Le Scaphandre et le papillon - Julian Schnabel

Le réalisateur américain Julian Schnabel est d'abord un artiste peintre reconnu. J'ai vu ses deux premiers films, Basquiat (1996), et Avant la Nuit (2000) avec Javier Bardem, que j'avais beaucoup appréciés. Le réalisateur a un ton bien à lui en insérant des images un peu psychédéliques.
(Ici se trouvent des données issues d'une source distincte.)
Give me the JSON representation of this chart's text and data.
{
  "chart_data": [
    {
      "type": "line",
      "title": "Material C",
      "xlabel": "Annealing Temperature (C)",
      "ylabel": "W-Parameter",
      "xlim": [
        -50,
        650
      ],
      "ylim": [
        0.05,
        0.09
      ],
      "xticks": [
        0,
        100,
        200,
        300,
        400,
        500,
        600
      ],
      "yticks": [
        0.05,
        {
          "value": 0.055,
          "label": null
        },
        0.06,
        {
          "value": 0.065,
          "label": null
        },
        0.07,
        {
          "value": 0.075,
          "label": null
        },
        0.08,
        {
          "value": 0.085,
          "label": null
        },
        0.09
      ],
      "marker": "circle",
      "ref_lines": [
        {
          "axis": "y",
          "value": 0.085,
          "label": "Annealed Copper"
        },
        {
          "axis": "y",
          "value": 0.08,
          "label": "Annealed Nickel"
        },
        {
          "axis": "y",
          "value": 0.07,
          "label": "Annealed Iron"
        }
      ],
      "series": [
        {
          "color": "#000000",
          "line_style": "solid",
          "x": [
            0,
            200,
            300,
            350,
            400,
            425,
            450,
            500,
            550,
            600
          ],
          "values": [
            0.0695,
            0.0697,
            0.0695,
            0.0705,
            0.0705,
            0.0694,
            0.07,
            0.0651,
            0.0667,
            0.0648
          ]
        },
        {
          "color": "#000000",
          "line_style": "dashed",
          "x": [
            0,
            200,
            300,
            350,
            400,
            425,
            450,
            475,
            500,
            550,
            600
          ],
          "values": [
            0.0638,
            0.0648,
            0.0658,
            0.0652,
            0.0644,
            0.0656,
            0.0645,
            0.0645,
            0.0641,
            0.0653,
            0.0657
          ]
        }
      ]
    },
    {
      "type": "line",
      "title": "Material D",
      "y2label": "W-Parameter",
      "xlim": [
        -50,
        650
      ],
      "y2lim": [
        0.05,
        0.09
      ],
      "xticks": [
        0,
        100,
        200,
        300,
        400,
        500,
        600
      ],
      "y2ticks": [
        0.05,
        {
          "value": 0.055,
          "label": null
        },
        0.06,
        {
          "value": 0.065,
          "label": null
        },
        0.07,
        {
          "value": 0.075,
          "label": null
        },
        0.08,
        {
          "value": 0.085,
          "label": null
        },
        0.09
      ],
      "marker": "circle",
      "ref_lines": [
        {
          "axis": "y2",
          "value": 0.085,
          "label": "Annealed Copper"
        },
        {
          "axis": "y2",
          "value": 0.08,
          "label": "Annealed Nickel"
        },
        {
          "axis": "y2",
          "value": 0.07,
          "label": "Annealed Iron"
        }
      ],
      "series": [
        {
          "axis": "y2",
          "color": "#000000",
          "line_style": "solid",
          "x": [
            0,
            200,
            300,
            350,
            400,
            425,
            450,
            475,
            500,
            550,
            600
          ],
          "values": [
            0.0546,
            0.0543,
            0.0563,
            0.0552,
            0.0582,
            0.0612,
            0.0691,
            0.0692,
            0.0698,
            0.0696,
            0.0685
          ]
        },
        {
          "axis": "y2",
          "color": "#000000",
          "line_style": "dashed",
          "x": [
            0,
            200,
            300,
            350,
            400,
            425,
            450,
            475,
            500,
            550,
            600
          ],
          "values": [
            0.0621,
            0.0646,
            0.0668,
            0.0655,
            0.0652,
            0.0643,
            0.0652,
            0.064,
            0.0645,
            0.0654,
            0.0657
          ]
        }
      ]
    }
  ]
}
Le Scaphandre et le papillon (2007) est adapté de l'histoire de Jean-Dominique Bauby (Jean-Do), victime d'un accident vasculaire cérébral (AVC) qui lui a détruit le tronc cervical en le paralysant des pieds à la tête. Il ne pouvait plus contrôler que la paupière gauche. Pour voir ce qu'il voit, la caméra est l'oeil gauche de Jean-Do. Cela fait un drôle d'effet de ressembler à un scaphandrier dont le champ visuel est réduit en n'ayant aucune vision latérale et verticale. Le film est émouvant mais pas larmoyant. Au moment de recevoir son Prix de la Mise en Scène à Cannes, Julian Schnabel a dit que c'était un film qui célébrait les femmes. C'est vrai. Et j'ai été très touchée que ce soit un Américain qui fasse entendre aussi bien l'alphabet français qui devient une comptine. Magnifique film.